It’s been a rocky six months for Samsung. It’s Galaxy Note 7 was cancelled late last year, then its boss was arrested, and now, a Chinese court has ordered it to pay 80 million Yuan (~$11.60 million) to Huawei for patent infringement.
According to Reuters, Huawei sued a total of five companies in China, three of Samsung’s and two Chinese electronics companies, for “making and selling more than 20 kinds of Samsung smartphone and tablet products” that infringed its patents. The five firms have now been ordered to stop infringing Huawei’s copyrights, and Samsung must pay the damages.
Huawei sought compensation for more than “30 million products” that sold for “$12.7 billion,” said Reuters. The Galaxy S7 is believed to be among them.

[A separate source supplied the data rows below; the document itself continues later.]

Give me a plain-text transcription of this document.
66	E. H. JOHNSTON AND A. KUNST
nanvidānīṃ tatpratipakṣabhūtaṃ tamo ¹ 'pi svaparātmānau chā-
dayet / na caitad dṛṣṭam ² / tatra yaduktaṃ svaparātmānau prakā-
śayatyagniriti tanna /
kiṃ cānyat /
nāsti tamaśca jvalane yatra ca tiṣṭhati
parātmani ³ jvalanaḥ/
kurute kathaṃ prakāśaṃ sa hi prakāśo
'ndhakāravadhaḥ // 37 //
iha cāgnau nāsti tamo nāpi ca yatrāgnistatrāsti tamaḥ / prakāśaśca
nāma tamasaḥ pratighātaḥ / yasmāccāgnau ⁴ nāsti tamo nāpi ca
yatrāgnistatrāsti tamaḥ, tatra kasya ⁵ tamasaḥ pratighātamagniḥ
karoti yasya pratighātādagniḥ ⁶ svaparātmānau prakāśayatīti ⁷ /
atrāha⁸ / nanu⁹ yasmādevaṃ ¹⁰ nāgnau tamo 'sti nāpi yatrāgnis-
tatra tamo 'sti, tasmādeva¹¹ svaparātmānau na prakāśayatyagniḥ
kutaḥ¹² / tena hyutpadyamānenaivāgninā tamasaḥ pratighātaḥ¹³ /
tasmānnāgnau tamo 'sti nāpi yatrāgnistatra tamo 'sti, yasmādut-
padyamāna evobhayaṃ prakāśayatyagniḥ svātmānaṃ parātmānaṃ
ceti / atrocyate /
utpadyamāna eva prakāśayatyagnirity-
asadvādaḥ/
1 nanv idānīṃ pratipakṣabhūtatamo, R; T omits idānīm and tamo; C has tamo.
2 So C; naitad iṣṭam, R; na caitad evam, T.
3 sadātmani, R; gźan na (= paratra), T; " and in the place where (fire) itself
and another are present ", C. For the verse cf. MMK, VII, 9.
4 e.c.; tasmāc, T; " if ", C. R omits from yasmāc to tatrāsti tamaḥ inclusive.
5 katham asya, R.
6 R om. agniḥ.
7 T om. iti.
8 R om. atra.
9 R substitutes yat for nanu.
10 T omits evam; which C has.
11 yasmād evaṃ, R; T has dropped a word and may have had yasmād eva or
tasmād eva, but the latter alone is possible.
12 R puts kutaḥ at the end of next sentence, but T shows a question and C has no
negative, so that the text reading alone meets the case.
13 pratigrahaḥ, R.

Reuters didn’t detail the intricacies of the infringement in its most recent report, but when Huawei launched the suit last year, Reuters said that Huawei wanted compensation for “unlicensed use of fourth-generation (4G) cellular communications technology, operating systems and user interface software in Samsung phones.”

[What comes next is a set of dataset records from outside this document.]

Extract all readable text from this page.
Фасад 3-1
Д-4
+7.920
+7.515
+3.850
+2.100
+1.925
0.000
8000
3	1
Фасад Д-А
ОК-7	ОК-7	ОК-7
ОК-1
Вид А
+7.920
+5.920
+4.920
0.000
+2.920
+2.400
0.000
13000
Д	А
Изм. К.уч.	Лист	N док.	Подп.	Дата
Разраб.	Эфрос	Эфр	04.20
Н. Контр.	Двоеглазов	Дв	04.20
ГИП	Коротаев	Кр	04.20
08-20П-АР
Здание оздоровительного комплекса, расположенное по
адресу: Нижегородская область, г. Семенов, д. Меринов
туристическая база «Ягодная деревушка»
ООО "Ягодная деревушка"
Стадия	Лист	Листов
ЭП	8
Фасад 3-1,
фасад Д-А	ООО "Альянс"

A Huawei spokesperson told Reuters it “welcomed the court’s decision,” while Samsung said it would “decide on the response to the court’s decision after reviewing the ruling.”

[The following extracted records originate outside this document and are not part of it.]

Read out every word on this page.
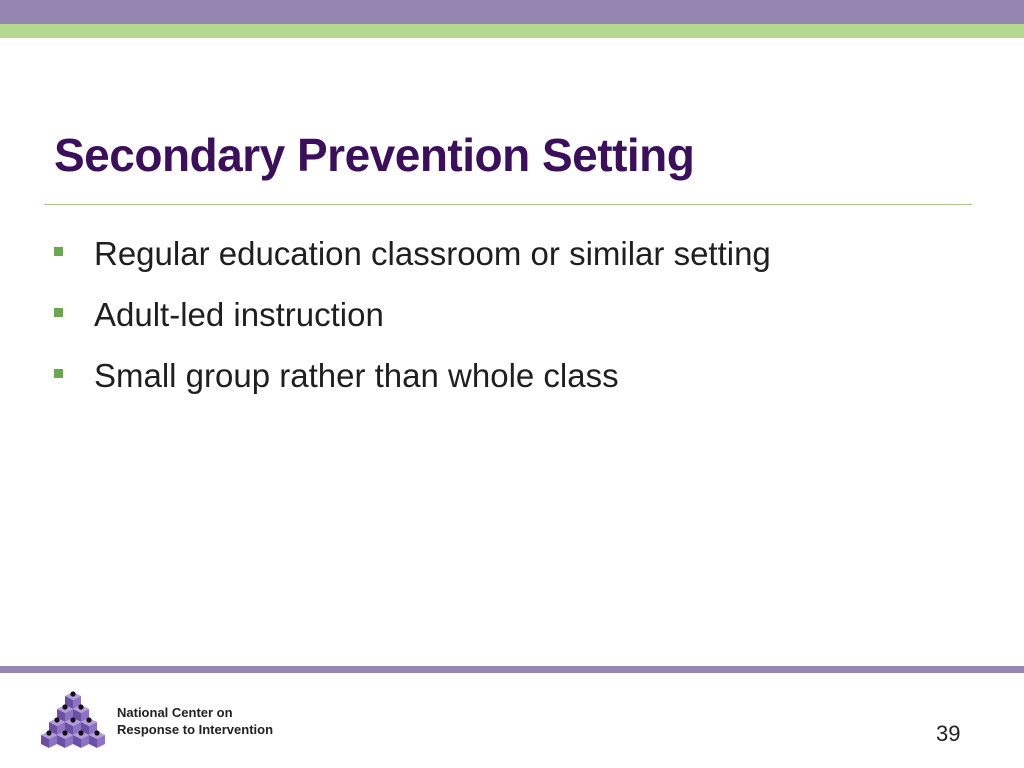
Secondary Prevention Setting
Regular education classroom or similar setting
Adult-led instruction
Small group rather than whole class
National Center on
Response to Intervention	39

Ultimately, this appears to be a very small win for Huawei: I mean, what’s $11 million to Samsung? Its IT and mobile unit posted KRW 23.61 trillion, around $21 billion, in consolidated revenue for 2016, which the Galaxy S7 and S7 Edge made a significant contribution to. If Samsung is being penalized $11 million to have achieved the huge sales figures its products did, it seems like good business.
What’s more, that figure pales in comparison to the up to $548.2 million it may have to pay Apple in June as that long-running US patent dispute draws to a close. Half a billion dollars would be considerably more troubling.